Lenore reached under and removed a bit of stick she’d been sitting on.
“But Lenore has fucked up your life even further, sweetness,” the Antichrist said, sitting back up with the joint and looking at Lenore. “Lenore has you believing — stop me if I’m wrong — Lenore has you believing, with your complicity, circumstantially speaking, that you’re not really real, or that you’re only real insofar as you’re told about, so that to the extent that you’re real you’re controlled, and thus not in control, so that you’re more like a sort of character than a person, really — and of course Lenore would say the two are the same, now, wouldn’t she?”
“I wish it would rain,” Lenore said.
“You just had a shower a little while ago,” LaVache laughed. “You’re a nervous wreck, sis. Don’t be so nervous. Here. Kiss the bird for a second.” The Antichrist was holding up the joint, which Lenore saw was burning down one side much faster than the other.
“I don’t want any,” Lenore said. She glanced at the sun, which was now sticking Kilroyishly over the top of the gymnasium. “How about if we just spontaneously abort this line of conversation, Stoney, OK? Since, if I were maybe to ask you to help me out with respect to this supposed evil-and-reality-as-opposed-to-telling problem, what you’d do is obviously just tell me something, so that the whole thing would—”
“Don’t call me Stoney,” said LaVache. “Call me LaVache, or the Antichrist, but no more Stoney.”

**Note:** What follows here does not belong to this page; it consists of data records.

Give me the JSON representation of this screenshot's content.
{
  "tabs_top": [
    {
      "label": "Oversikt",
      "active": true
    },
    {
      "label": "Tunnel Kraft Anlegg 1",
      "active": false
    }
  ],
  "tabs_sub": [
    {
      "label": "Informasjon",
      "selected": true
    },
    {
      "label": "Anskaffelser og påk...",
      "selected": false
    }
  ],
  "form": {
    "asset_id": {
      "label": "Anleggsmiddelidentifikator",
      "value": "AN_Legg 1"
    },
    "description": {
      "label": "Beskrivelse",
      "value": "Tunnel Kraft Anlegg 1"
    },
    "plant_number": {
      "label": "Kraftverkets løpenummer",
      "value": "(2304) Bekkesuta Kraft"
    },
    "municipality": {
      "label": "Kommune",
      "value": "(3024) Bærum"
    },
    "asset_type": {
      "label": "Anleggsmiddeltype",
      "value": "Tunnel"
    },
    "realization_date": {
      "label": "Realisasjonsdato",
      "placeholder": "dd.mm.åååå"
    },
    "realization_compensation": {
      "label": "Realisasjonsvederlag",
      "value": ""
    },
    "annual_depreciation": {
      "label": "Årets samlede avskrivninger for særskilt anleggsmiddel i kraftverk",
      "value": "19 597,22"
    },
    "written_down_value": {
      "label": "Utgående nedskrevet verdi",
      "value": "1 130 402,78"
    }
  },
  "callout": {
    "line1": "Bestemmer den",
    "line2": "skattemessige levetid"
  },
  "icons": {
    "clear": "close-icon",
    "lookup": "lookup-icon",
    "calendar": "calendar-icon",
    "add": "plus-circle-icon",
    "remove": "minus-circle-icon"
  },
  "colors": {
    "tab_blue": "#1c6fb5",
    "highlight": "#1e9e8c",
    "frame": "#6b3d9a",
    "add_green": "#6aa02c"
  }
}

“You don’t mind Antichrist, which I have to say is just about the most disturbing nickname I’ve ever heard? But you mind Stoney?”
“Stoney is everybody’s name,” the Antichrist said. He spat white again. “Everybody in the family with male genitals is Stoney. Stoney reminds me I’m probably just a part in a machine I wish I wasn’t part of. Stoney reminds me of deeply annoying expectations. Stoney reminds me of Dad. As Stoney I’m more or less just educed…”
“What?”
“… but as the Antichrist I just am, ” said the Antichrist, waving the joint grandly at the red and black horizon. “As the Antichrist I have a thing, and it’s gloriously clear where I leave off and others start, and no one expects me to be anything other than what I am, which is a waste-product, slaving endlessly to support his leg. I’ve also just sort of helped you, here, I think, if you bothered to notice.” With his finger the Antichrist wet the side of the joint that was burning too fast, to make it bum slower.